El puente basculante de las Delicias elevando sus hojas.
El puente basculante de las Delicias elevando sus hojas. EUROPA PRESS

Después de que la Autoridad Portuaria de Sevilla contratase el pasado verano las obras de modernización y mejora del puente basculante de Las Delicias como consecuencia de sus frecuentes averías, ya ha comenzado la obra civil de dicho proyecto, comenzando con la sustitución de las instalaciones hidráulicas al objeto de una mejor elevación de los tableros y la instalación de nuevos cableados y cuadros eléctricos.

Este proyecto de modernización del puente basculante de Las Delicias, que cada mañana absorbe buena parte del tráfico procedente del sector Sur del Aljarafe con destino a la capital andaluza, fue adjudicado por casi tres millones de euros a la unión temporal de empresas (UTE) formada por Apimovilidad, Imesapi y Ecocivil.

Las obras en cuestión están destinadas a la actualización y mejora de la infraestructura del puente, construido entre 1988 y 1990, en la era de la exposición universal de 1992, y marcado por frecuentes averías cuando es necesario elevar sus tableros para permitir la navegación de buques de gran tamaño o altura.

Este puente, por cierto, tiene un carácter estratégico no sólo por el tráfico que soporta, sino además por su papel como vía ferroviaria entre el muelle de Tablada y la dársena de Batán y la navegación de los cruceros turísticos hasta el muelle de las Delicias, para lo cual es necesario que la infraestructura alce sus tableros.

El caso es que según han informado a Europa Press fuentes de la Autoridad Portuaria de Sevilla, una vez adjudicado el citado proyecto el pasado verano, desde el mes de octubre han sido acometidos "trabajos preliminares" que han comprendido "comprobaciones previas de equipos y procedimientos".

ARRANCAN LAS OBRAS Y YA HA HABIDO UN CORTE PARCIAL

Ahora ha comenzado ya la "segunda fase" del proyecto, es decir la obra civil como tal.

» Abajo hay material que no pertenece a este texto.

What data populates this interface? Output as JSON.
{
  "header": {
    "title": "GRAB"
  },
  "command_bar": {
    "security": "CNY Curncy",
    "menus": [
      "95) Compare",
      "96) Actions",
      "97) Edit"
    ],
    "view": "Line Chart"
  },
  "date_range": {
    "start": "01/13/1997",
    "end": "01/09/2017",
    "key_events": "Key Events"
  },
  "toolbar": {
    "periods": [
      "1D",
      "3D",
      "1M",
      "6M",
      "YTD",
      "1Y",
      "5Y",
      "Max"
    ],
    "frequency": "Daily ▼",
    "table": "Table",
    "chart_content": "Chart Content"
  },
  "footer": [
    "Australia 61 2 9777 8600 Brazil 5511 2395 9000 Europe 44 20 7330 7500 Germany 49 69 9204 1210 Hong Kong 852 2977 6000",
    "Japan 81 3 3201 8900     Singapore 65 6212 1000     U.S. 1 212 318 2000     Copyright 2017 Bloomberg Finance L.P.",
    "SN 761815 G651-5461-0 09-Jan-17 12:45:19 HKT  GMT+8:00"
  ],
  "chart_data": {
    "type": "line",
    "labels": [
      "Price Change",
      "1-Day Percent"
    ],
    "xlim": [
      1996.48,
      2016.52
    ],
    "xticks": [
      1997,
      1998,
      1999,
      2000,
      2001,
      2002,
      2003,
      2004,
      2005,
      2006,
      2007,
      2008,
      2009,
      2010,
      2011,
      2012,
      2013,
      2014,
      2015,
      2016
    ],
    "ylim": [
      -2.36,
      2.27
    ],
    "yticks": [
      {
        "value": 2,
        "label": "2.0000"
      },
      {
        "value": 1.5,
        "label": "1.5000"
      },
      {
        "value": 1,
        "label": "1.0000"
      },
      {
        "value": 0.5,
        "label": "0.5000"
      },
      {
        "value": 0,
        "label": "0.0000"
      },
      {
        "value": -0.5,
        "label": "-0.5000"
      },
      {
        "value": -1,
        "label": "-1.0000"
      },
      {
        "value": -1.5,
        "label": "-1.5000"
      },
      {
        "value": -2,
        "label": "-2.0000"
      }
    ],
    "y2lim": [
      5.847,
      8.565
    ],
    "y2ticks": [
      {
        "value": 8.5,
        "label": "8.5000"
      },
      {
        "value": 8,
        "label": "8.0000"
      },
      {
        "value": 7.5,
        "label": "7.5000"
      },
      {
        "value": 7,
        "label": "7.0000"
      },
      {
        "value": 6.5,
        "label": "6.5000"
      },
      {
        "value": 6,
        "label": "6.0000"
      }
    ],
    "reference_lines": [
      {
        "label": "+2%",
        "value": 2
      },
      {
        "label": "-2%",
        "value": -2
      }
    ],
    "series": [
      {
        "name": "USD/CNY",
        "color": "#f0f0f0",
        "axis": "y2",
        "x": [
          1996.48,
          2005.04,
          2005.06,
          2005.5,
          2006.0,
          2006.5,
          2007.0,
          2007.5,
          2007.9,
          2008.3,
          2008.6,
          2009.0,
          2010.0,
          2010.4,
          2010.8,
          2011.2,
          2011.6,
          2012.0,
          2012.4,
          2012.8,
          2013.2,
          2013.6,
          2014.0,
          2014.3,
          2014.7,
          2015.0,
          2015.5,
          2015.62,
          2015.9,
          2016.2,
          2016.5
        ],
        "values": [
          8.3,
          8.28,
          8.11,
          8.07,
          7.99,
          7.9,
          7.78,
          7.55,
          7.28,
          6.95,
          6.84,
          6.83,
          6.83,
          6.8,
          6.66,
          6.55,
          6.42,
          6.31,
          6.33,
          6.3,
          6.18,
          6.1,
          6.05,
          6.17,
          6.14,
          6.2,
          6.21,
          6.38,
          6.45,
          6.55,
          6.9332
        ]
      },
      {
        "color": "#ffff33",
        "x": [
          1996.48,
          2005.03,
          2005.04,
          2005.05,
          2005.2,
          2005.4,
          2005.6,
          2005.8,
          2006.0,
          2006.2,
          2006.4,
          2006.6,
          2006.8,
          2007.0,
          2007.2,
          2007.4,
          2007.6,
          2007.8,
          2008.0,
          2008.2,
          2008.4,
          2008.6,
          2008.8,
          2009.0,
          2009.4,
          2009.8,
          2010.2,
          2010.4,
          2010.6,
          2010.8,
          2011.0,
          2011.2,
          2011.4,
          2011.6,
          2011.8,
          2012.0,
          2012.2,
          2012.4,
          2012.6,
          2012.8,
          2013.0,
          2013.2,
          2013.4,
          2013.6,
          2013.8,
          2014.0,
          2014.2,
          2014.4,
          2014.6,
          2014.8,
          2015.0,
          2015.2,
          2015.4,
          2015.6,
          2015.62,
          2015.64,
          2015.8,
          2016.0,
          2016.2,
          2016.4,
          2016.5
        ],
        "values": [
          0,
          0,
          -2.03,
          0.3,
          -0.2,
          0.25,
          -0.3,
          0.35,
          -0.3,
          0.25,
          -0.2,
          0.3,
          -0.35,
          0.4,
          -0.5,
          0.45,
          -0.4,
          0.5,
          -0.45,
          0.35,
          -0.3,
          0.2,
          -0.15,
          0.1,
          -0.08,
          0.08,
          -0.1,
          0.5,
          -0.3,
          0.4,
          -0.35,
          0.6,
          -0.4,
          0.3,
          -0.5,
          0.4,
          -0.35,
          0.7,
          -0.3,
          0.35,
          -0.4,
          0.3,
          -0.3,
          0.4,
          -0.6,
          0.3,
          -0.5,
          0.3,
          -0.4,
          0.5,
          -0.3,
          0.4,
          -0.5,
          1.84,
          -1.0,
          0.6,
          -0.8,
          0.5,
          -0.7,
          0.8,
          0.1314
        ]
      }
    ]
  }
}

De hecho, el puente ha sido sometido esta pasada noche del martes al miércoles a un corte parcial de tráfico, según las fuentes consultadas por Europa Press, para permitir una serie de trabajos que incluyeron ya el despliegue de maquinaria pesada.

En cualquier caso, la fase de obra civil de este proyecto implica la mejora de la red de drenaje de la infraestructura y la sustitución de las instalaciones hidráulicas, con la colocación de nuevas bombas que permitan una mejor elevación de los tableros del puente. Además, la obra incluye la renovación del cableado eléctrico y los cuadros y equipos.

Como consecuencia de esta "segunda fase" del proyecto, y para facilitar el avance de los trabajos, está previsto que hasta el 25 de marzo, fecha en la que está prevista la llegada del primer crucero de la temporada a Sevilla, el Braemar, el puente permanezca "cerrado al tráfico marítimo", salvo para aquellas embarcaciones que por su calado máximo aéreo puedan pasar sin necesidad de que sean alzados los tableros.

Para el periodo comprendido entre el 15 de julio y el 31 de agosto de este año, se prevé actuar sobre los sistemas mecánicos y sobre la instalación de control, para renovar entre otros aspectos los rodillos que permiten que bascule el puente. En ese sentido, la Autoridad Portuaria expone que para tales labores, serán necesarios "cortes parciales de tráfico" que la institución portuaria está definiendo junto al Ayuntamiento hispalense, "para disminuir las posibles afecciones para el paso de vehículos".